Al Qaeda, too remains a threat, though a smaller one. NCTC chief Rasmussen said al Qaeda was trying to stay relevant by building up Bin Laden son Hamza as “a spokesperson as someone who could pick up the reins of the organization,” but that al Qaeda seemed to understand it couldn’t keep pace with the sweeping influence of ISIS. The officials said the two groups cooperate sometimes on the battlefield but remain competitors on the militant stage, which fuels a continuing competition to outdo each other with attacks where they are based, and on the West.
Monaco was also at pains to warn that the al Qaeda affiliate in Syria remained dangerous, able and likely to plot attacks against the U.S. and Europe from its perch in the war zone despite its name change and apparent attempts to distance itself from its parent group.
“It has established a growing safe haven in Syria and they have taken advantage of the chaos,” she said. She reminded the audience that when the administration launched operations against ISIS in Syria in 2014, it also launched simultaneous strikes “against a group of al Qaeda veterans who had moved quite deliberately from the Afghanistan Pakistan region to Syria for the express purpose of taking advantage of that ungoverned space.”
Gilles, the European Union official, agreed: “The recent statement of [al-Qaeda affiliate] Jabhat al Nusra that they were not linked to an external organization is a delusion. It remains an al Qaeda franchise and a very dangerous group.”
U.S. Central Command’s Gen. Joe Votel’s job is to defeat both. But he warned not to expect “a big victory parade” signaling the end of the ISIS fight, which was met by nods from a crowd that included current and former officials from the White House, Pentagon, and CIA.
He did have a plan—a campaign to plague ISIS with “multiple dilemmas.”
“We are coming after you in Anbar… We are coming after you in the Tigris River valley… We are on top of you in northern Syria. We’ve got efforts in southern Syria. We’re doing high-value strikes across both of those countries,” he said in answer to a Daily Beast question.

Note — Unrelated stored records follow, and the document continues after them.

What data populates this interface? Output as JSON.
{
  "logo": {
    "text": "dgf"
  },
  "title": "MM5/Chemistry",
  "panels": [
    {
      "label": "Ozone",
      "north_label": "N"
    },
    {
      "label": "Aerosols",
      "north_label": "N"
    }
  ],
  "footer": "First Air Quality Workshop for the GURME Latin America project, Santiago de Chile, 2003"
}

“This is very much a wrestling match,” he continued, calling the enemy “extraordinarily savvy and adaptive.”
“I think of this very much as a wrestling match,” he said. “We wrestle, we score a point and move on to the next move. You do that enough, and eventually you end up prevailing.”
“I would venture the guesstimate that we are perhaps 25 percent of the way toward neutralizing the worst threats ISIS poses,” said John McLaughlin, former deputy director of the CIA in an essay written for the forum in the online intelligence journal, The Cipher Brief, comments he repeated in a brief interview. “But the remaining 75 percent will be harder,” as the militants scatter and blend into the local populations in dozens of countries with weak governments and weaker security forces.
“I don’t think it’s a forever war,” Votel said. “I think this is a protracted fight and we have to stay with it.”
No administration official, on record or otherwise, would dare put a timeline on the fight.